Skinner V. Railway Labor Executives Association - Decision

Decision

At face value, random drug testing appears to be a violation of the Fourth Amendment, which protects the right of citizens "to be secure in their persons, houses, papers, and effects, against unreasonable searches and seizures." In addition, the Fourth Amendment states that "no Warrants shall issue, but upon probable cause, supported by Oath or affirmation, and particularly describing the place to be searched, and the persons or things to be seized." However, the United States Supreme Court ruled in Skinner that random drug testing is permissible for employees in safety sensitive positions. Justice Kennedy, speaking for the majority, wrote:

he Government interest in testing without a showing of individualized suspicion is compelling. Employees subject to the tests discharge duties fraught with such risks of injury to others that even a momentary lapse of attention can have disastrous consequences based on the interest of the general public While no procedure can identify all impaired employees with ease and perfect accuracy, the FRA regulations supply an effective means of deterring employees engaged in safety-sensitive tasks from using controlled substances or alcohol in the first place.

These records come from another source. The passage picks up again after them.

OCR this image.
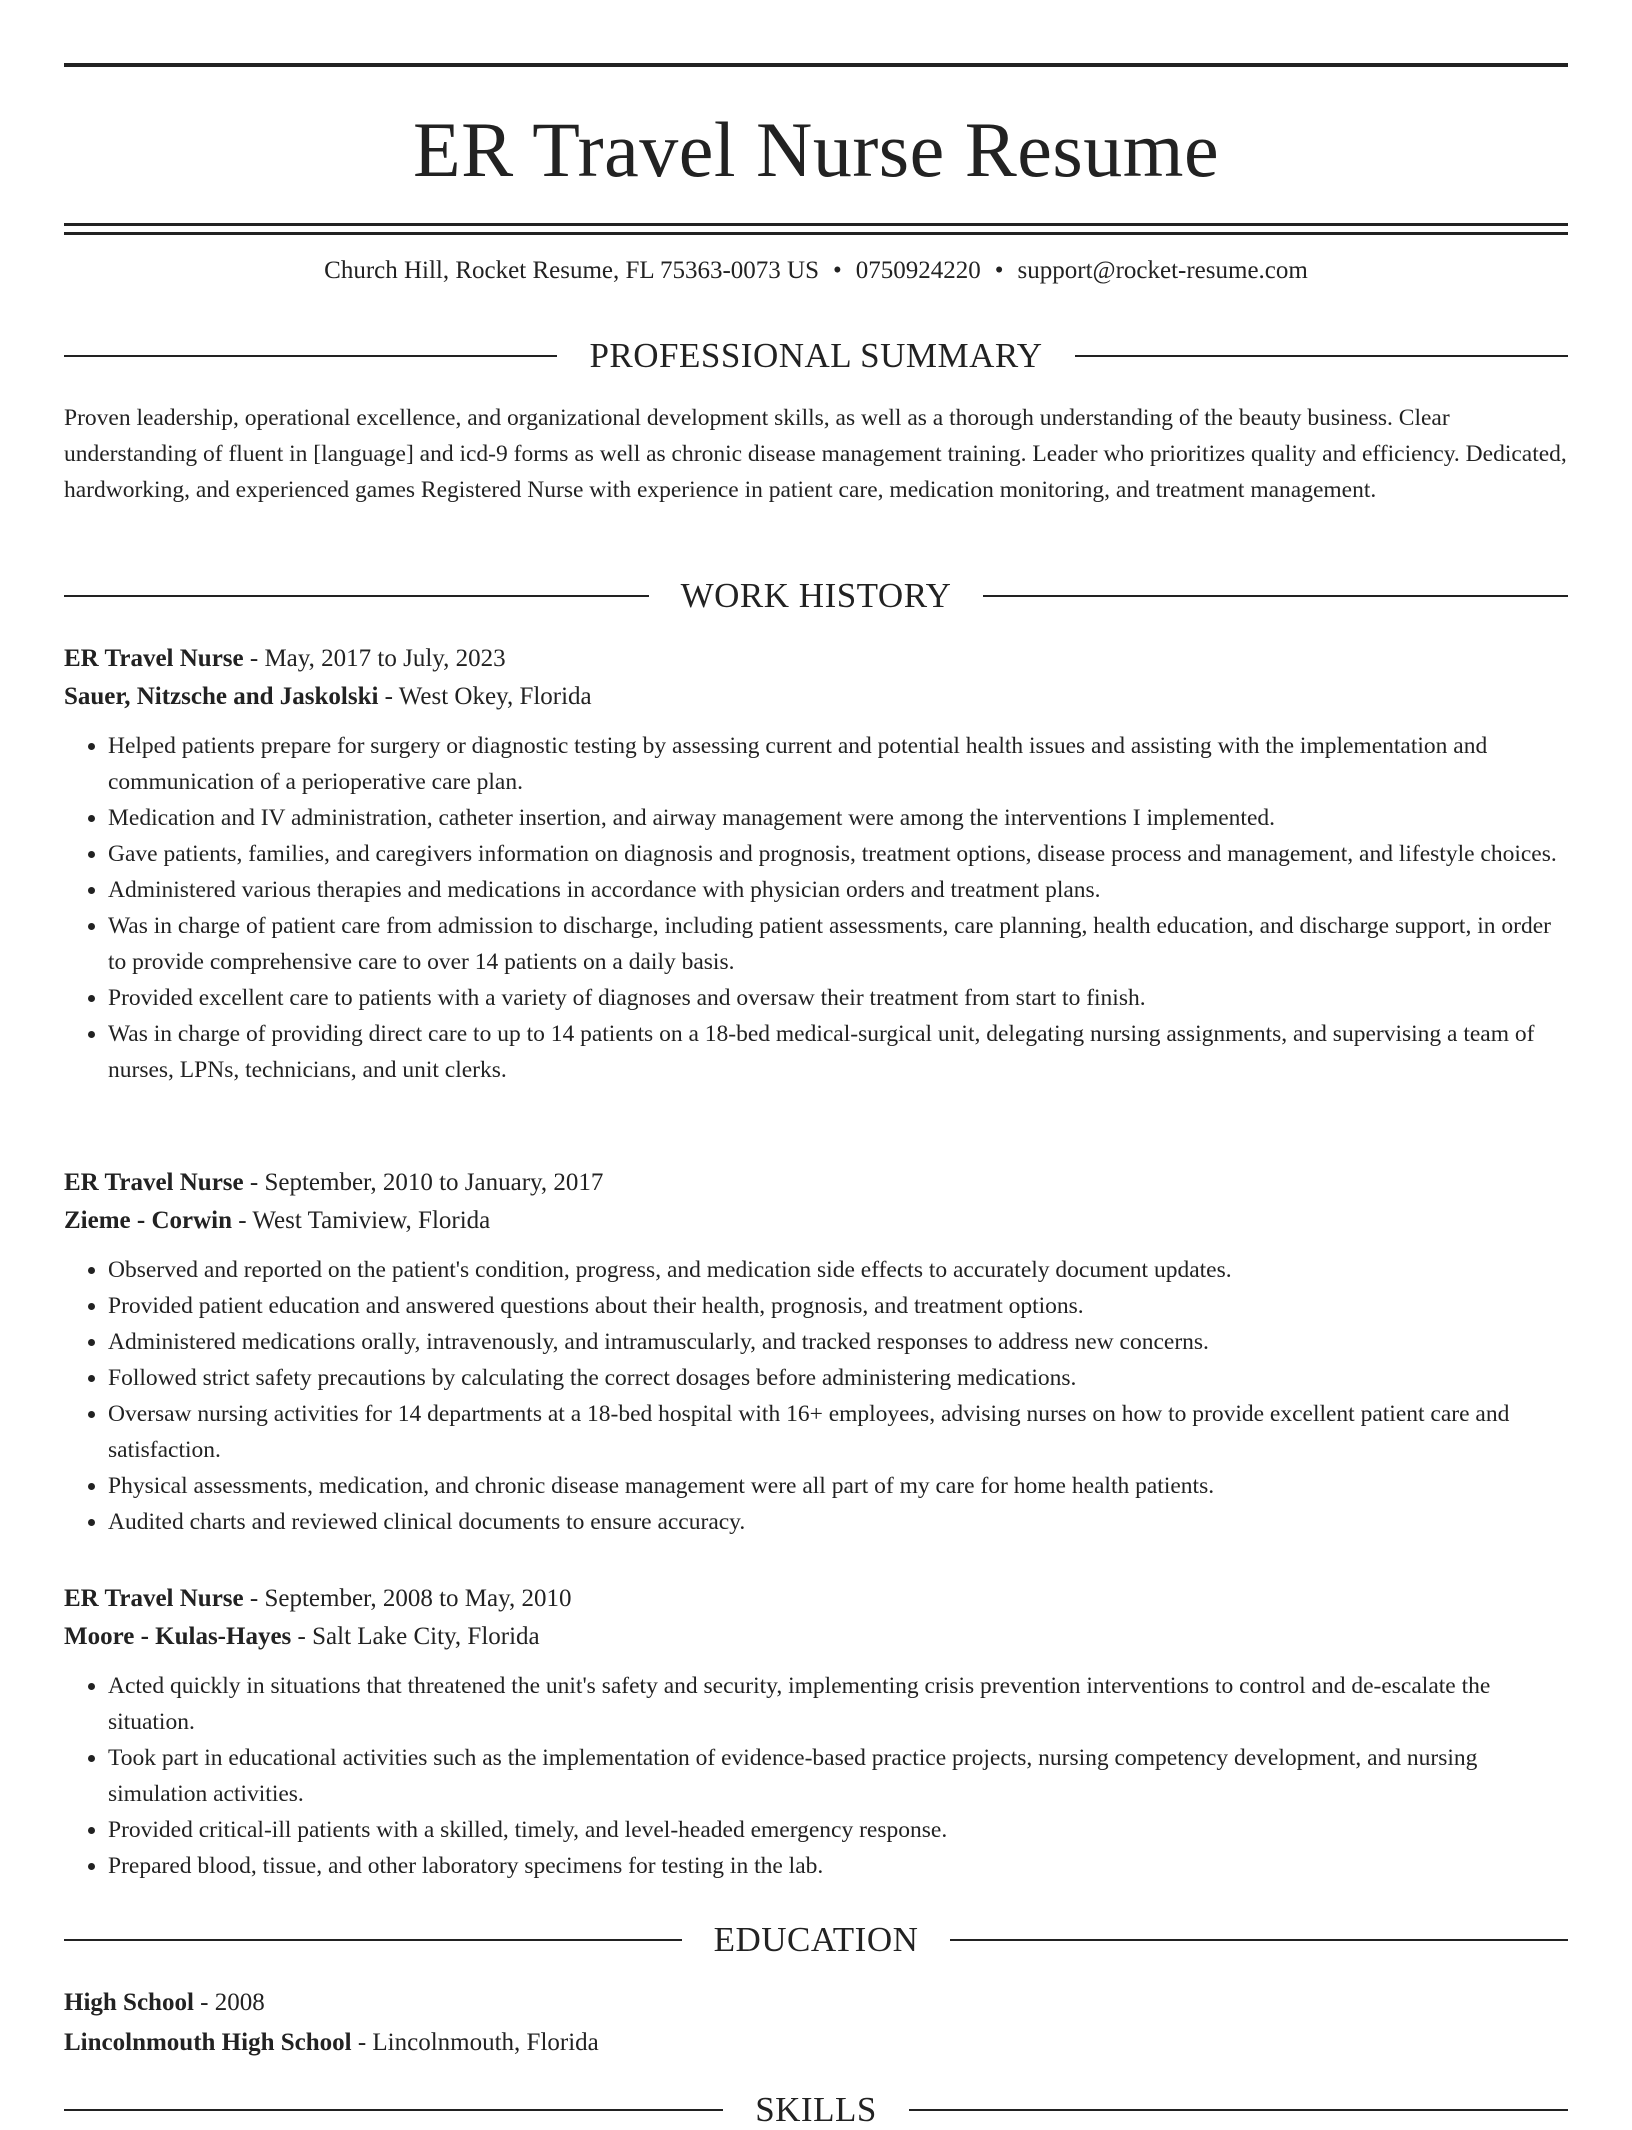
ER Travel Nurse Resume
Church Hill, Rocket Resume, FL 75363-0073 US • 0750924220 • support@rocket-resume.com
PROFESSIONAL SUMMARY

Proven leadership, operational excellence, and organizational development skills, as well as a thorough understanding of the beauty business. Clear understanding of fluent in [language] and icd-9 forms as well as chronic disease management training. Leader who prioritizes quality and efficiency. Dedicated, hardworking, and experienced games Registered Nurse with experience in patient care, medication monitoring, and treatment management.

WORK HISTORY
ER Travel Nurse - May, 2017 to July, 2023
Sauer, Nitzsche and Jaskolski - West Okey, Florida
• Helped patients prepare for surgery or diagnostic testing by assessing current and potential health issues and assisting with the implementation and communication of a perioperative care plan.
• Medication and IV administration, catheter insertion, and airway management were among the interventions I implemented.
• Gave patients, families, and caregivers information on diagnosis and prognosis, treatment options, disease process and management, and lifestyle choices.
• Administered various therapies and medications in accordance with physician orders and treatment plans.
• Was in charge of patient care from admission to discharge, including patient assessments, care planning, health education, and discharge support, in order to provide comprehensive care to over 14 patients on a daily basis.
• Provided excellent care to patients with a variety of diagnoses and oversaw their treatment from start to finish.
• Was in charge of providing direct care to up to 14 patients on a 18-bed medical-surgical unit, delegating nursing assignments, and supervising a team of nurses, LPNs, technicians, and unit clerks.
ER Travel Nurse - September, 2010 to January, 2017
Zieme - Corwin - West Tamiview, Florida
• Observed and reported on the patient's condition, progress, and medication side effects to accurately document updates.
• Provided patient education and answered questions about their health, prognosis, and treatment options.
• Administered medications orally, intravenously, and intramuscularly, and tracked responses to address new concerns.
• Followed strict safety precautions by calculating the correct dosages before administering medications.
• Oversaw nursing activities for 14 departments at a 18-bed hospital with 16+ employees, advising nurses on how to provide excellent patient care and satisfaction.
• Physical assessments, medication, and chronic disease management were all part of my care for home health patients.
• Audited charts and reviewed clinical documents to ensure accuracy.
ER Travel Nurse - September, 2008 to May, 2010
Moore - Kulas-Hayes - Salt Lake City, Florida
• Acted quickly in situations that threatened the unit's safety and security, implementing crisis prevention interventions to control and de-escalate the situation.
• Took part in educational activities such as the implementation of evidence-based practice projects, nursing competency development, and nursing simulation activities.
• Provided critical-ill patients with a skilled, timely, and level-headed emergency response.
• Prepared blood, tissue, and other laboratory specimens for testing in the lab.
EDUCATION
High School - 2008
Lincolnmouth High School - Lincolnmouth, Florida
SKILLS
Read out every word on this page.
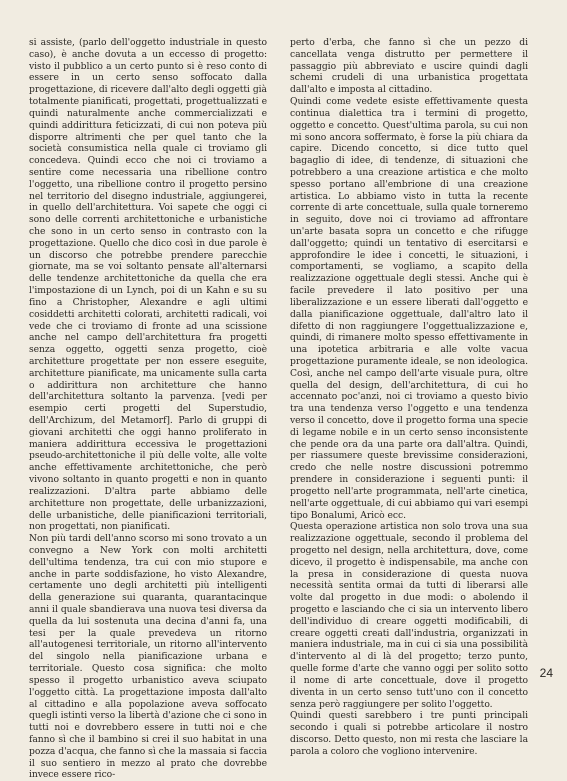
si assiste, (parlo dell'oggetto industriale in questo caso), è anche dovuta a un eccesso di progetto: visto il pubblico a un certo punto si è reso conto di essere in un certo senso soffocato dalla progettazione, di ricevere dall'alto degli oggetti già totalmente pianificati, progettati, progettualizzati e quindi naturalmente anche commercializzati e quindi addirittura feticizzati, di cui non poteva più disporre altrimenti che per quel tanto che la società consumistica nella quale ci troviamo gli concedeva. Quindi ecco che noi ci troviamo a sentire come necessaria una ribellione contro l'oggetto, una ribellione contro il progetto persino nel territorio del disegno industriale, aggiungerei, in quello dell'architettura. Voi sapete che oggi ci sono delle correnti architettoniche e urbanistiche che sono in un certo senso in contrasto con la progettazione. Quello che dico così in due parole è un discorso che potrebbe prendere parecchie giornate, ma se voi soltanto pensate all'alternarsi delle tendenze architettoniche da quella che era l'impostazione di un Lynch, poi di un Kahn e su su fino a Christopher, Alexandre e agli ultimi cosiddetti architetti colorati, architetti radicali, voi vede che ci troviamo di fronte ad una scissione anche nel campo dell'architettura fra progetti senza oggetto, oggetti senza progetto, cioè architetture progettate per non essere eseguite, architetture pianificate, ma unicamente sulla carta o addirittura non architetture che hanno dell'architettura soltanto la parvenza. [vedi per esempio certi progetti del Superstudio, dell'Archizum, del Metamorf]. Parlo di gruppi di giovani architetti che oggi hanno proliferato in maniera addirittura eccessiva le progettazioni pseudo-architettoniche il più delle volte, alle volte anche effettivamente architettoniche, che però vivono soltanto in quanto progetti e non in quanto realizzazioni. D'altra parte abbiamo delle architetture non progettate, delle urbanizzazioni, delle urbanistiche, delle pianificazioni territoriali, non progettati, non pianificati.

Non più tardi dell'anno scorso mi sono trovato a un convegno a New York con molti architetti dell'ultima tendenza, tra cui con mio stupore e anche in parte soddisfazione, ho visto Alexandre, certamente uno degli architetti più intelligenti della generazione sui quaranta, quarantacinque anni il quale sbandierava una nuova tesi diversa da quella da lui sostenuta una decina d'anni fa, una tesi per la quale prevedeva un ritorno all'autogenesi territoriale, un ritorno all'intervento del singolo nella pianificazione urbana e territoriale. Questo cosa significa: che molto spesso il progetto urbanistico aveva sciupato l'oggetto città. La progettazione imposta dall'alto al cittadino e alla popolazione aveva soffocato quegli istinti verso la libertà d'azione che ci sono in tutti noi e dovrebbero essere in tutti noi e che fanno sì che il bambino si crei il suo habitat in una pozza d'acqua, che fanno sì che la massaia si faccia il suo sentiero in mezzo al prato che dovrebbe invece essere rico-

perto d'erba, che fanno sì che un pezzo di cancellata venga distrutto per permettere il passaggio più abbreviato e uscire quindi dagli schemi crudeli di una urbanistica progettata dall'alto e imposta al cittadino.

Quindi come vedete esiste effettivamente questa continua dialettica tra i termini di progetto, oggetto e concetto. Quest'ultima parola, su cui non mi sono ancora soffermato, è forse la più chiara da capire. Dicendo concetto, si dice tutto quel bagaglio di idee, di tendenze, di situazioni che potrebbero a una creazione artistica e che molto spesso portano all'embrione di una creazione artistica. Lo abbiamo visto in tutta la recente corrente di arte concettuale, sulla quale torneremo in seguito, dove noi ci troviamo ad affrontare un'arte basata sopra un concetto e che rifugge dall'oggetto; quindi un tentativo di esercitarsi e approfondire le idee i concetti, le situazioni, i comportamenti, se vogliamo, a scapito della realizzazione oggettuale degli stessi. Anche qui è facile prevedere il lato positivo per una liberalizzazione e un essere liberati dall'oggetto e dalla pianificazione oggettuale, dall'altro lato il difetto di non raggiungere l'oggettualizzazione e, quindi, di rimanere molto spesso effettivamente in una ipotetica arbitraria e alle volte vacua progettazione puramente ideale, se non ideologica. Così, anche nel campo dell'arte visuale pura, oltre quella del design, dell'architettura, di cui ho accennato poc'anzi, noi ci troviamo a questo bivio tra una tendenza verso l'oggetto e una tendenza verso il concetto, dove il progetto forma una specie di legame nobile e in un certo senso inconsistente che pende ora da una parte ora dall'altra. Quindi, per riassumere queste brevissime considerazioni, credo che nelle nostre discussioni potremmo prendere in considerazione i seguenti punti: il progetto nell'arte programmata, nell'arte cinetica, nell'arte oggettuale, di cui abbiamo qui vari esempi tipo Bonalumi, Aricò ecc.

Questa operazione artistica non solo trova una sua realizzazione oggettuale, secondo il problema del progetto nel design, nella architettura, dove, come dicevo, il progetto è indispensabile, ma anche con la presa in considerazione di questa nuova necessità sentita ormai da tutti di liberarsi alle volte dal progetto in due modi: o abolendo il progetto e lasciando che ci sia un intervento libero dell'individuo di creare oggetti modificabili, di creare oggetti creati dall'industria, organizzati in maniera industriale, ma in cui ci sia una possibilità d'intervento al di là del progetto; terzo punto, quelle forme d'arte che vanno oggi per solito sotto il nome di arte concettuale, dove il progetto diventa in un certo senso tutt'uno con il concetto senza però raggiungere per solito l'oggetto.

Quindi questi sarebbero i tre punti principali secondo i quali si potrebbe articolare il nostro discorso. Detto questo, non mi resta che lasciare la parola a coloro che vogliono intervenire.

24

The dissenting opinion by Justices Marshall and Brennan illustrates the other side of the controversy:

The issue in this case is not whether declaring a war on illegal drugs is good public policy. The importance of ridding our society of such drugs is, by now, apparent to all. Rather, the issue here is whether the Government's deployment in that war of a particularly Draconian weapon—the compulsory collection and chemical testing of railroad workers' blood and urine—comports with the Fourth Amendment. Precisely because the need for action against the drug scourge is manifest, the need for vigilance against unconstitutional excess is great. History teaches that grave threats to liberty often come in times of urgency, when constitutional rights seem too extravagant to endure. The World War II relocation-camp cases, Hirabayashi v. United States, 320 U.S. 81 (1943); Korematsu v. United States, 323 U.S. 214 (1944), and the Red scare and McCarthy-era internal subversion cases, Schenck v. United States, 249 U.S. 47 (1919); Dennis v. United States, 341 U.S. 494 (1951), are only the most extreme reminders that when we allow fundamental freedoms to be sacrificed in the name of real or perceived exigency, we invariably come to regret it.